The outer firewall has HTTP and HTTPS ports open to allow client Internet traffic to reach the Relay Server.

DMZ Security

• Relay Server as Firewall Protection
  The Relay Server is a pair of Web server plug-ins, which you can install on an Internet Information Service (IIS) server on Windows, or on the Apache Web server on Linux.
• RSOE as the SAP Mobile Server Protection
  One RSOE process is installed in each SAP Mobile Server cluster member, in front of each synchronization subcomponent that communicates with a client. Replication service components and messaging service components both use RSOEs attached to their communication ports.

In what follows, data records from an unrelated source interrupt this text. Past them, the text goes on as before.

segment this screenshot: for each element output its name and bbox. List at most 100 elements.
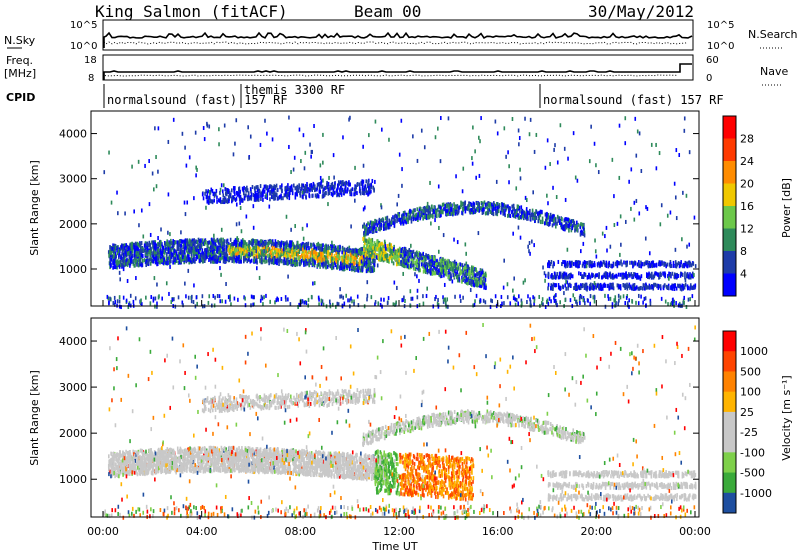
echo-cell [295, 246, 298, 251]
echo-cell [461, 201, 464, 206]
echo-cell [408, 247, 411, 252]
echo-cell [471, 279, 474, 284]
echo-cell [196, 255, 199, 260]
echo-cell [658, 275, 660, 280]
echo-cell [365, 260, 368, 265]
echo-cell [458, 272, 461, 277]
echo-cell [349, 189, 351, 194]
echo-cell [407, 265, 410, 270]
echo-cell [334, 190, 336, 195]
echo-cell [112, 265, 114, 270]
echo-cell [374, 258, 376, 263]
echo-cell [404, 219, 406, 224]
echo-cell [439, 258, 442, 263]
echo-cell [565, 217, 568, 222]
echo-cell [222, 246, 224, 251]
echo-cell [524, 213, 527, 218]
echo-cell [213, 237, 215, 242]
echo-cell [187, 257, 190, 262]
echo-cell [342, 266, 345, 271]
echo-cell [242, 190, 245, 195]
echo-cell [309, 257, 312, 262]
echo-cell [387, 258, 389, 263]
echo-cell [318, 260, 320, 265]
echo-cell [455, 205, 457, 210]
echo-cell [689, 275, 692, 280]
echo-cell [173, 250, 176, 255]
echo-cell [488, 202, 490, 207]
echo-cell [160, 258, 163, 263]
echo-cell [234, 197, 237, 202]
echo-cell [216, 195, 218, 200]
echo-cell [257, 197, 260, 202]
echo-cell [520, 205, 523, 210]
echo-cell [388, 225, 391, 230]
echo-cell [428, 214, 431, 219]
echo-cell [165, 241, 167, 246]
echo-cell [469, 270, 471, 275]
echo-cell [550, 283, 553, 288]
echo-cell [225, 248, 228, 253]
echo-cell [363, 191, 366, 196]
echo-cell [401, 263, 404, 268]
echo-cell [154, 240, 157, 245]
echo-cell [226, 238, 229, 243]
echo-cell [146, 250, 148, 255]
echo-cell [144, 247, 147, 252]
echo-cell [253, 186, 256, 191]
echo-cell [179, 250, 182, 255]
nsky-frame [102, 19, 694, 51]
echo-cell [457, 278, 459, 283]
echo-cell [494, 206, 496, 211]
echo-cell [351, 250, 353, 255]
echo-cell [286, 240, 288, 245]
echo-cell [509, 206, 511, 211]
echo-cell [306, 189, 308, 194]
echo-cell [495, 204, 497, 209]
echo-cell [343, 181, 346, 186]
echo-cell [376, 246, 379, 251]
echo-cell [378, 227, 380, 232]
echo-cell [326, 259, 328, 264]
echo-cell [614, 274, 616, 279]
echo-cell [307, 188, 309, 193]
echo-cell [391, 259, 393, 264]
echo-cell [282, 259, 284, 264]
echo-cell [578, 271, 580, 276]
echo-cell [336, 187, 338, 192]
echo-cell [370, 261, 372, 266]
echo-cell [215, 259, 218, 264]
echo-cell [446, 261, 449, 266]
echo-cell [339, 265, 341, 270]
echo-cell [157, 248, 160, 253]
echo-cell [338, 252, 340, 257]
echo-cell [256, 254, 259, 259]
echo-cell [301, 183, 303, 188]
echo-cell [370, 184, 373, 189]
echo-cell [277, 248, 279, 253]
echo-cell [319, 262, 321, 267]
echo-cell [340, 180, 343, 185]
echo-cell [557, 259, 560, 264]
echo-cell [689, 283, 692, 288]
echo-cell [480, 271, 483, 276]
echo-cell [140, 253, 143, 258]
echo-cell [370, 241, 373, 246]
echo-cell [367, 263, 369, 268]
echo-cell [212, 192, 215, 197]
echo-cell [550, 285, 552, 290]
echo-cell [255, 194, 257, 199]
echo-cell [380, 251, 383, 256]
echo-cell [317, 182, 320, 187]
echo-cell [319, 251, 321, 256]
echo-cell [245, 242, 248, 247]
echo-cell [313, 184, 316, 189]
echo-cell [350, 257, 353, 262]
echo-cell [595, 285, 598, 290]
echo-cell [249, 187, 252, 192]
echo-cell [355, 263, 358, 268]
echo-cell [385, 254, 388, 259]
echo-cell [163, 249, 166, 254]
echo-cell [320, 247, 323, 252]
echo-cell [567, 217, 570, 222]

• Relay Server and RSOE Communication Security
  The RSOE runs on the same computer as an SAP Mobile Server and is configured with the address of a Relay Server (the inner firewall is open to outgoing traffic, but not incoming traffic).
• Configuring Connection Properties for Relay Server Components
  In most highly available deployments, you configure both Relay Server and RSOE to use HTTP when connecting to SAP Mobile Server on the corporate LAN. In more specialized, less available deployments (for example, where BES is inside the corporate LAN and is configured to connect directly to SAP Mobile Server without any load-balancing by Relay Server), use HTTPS.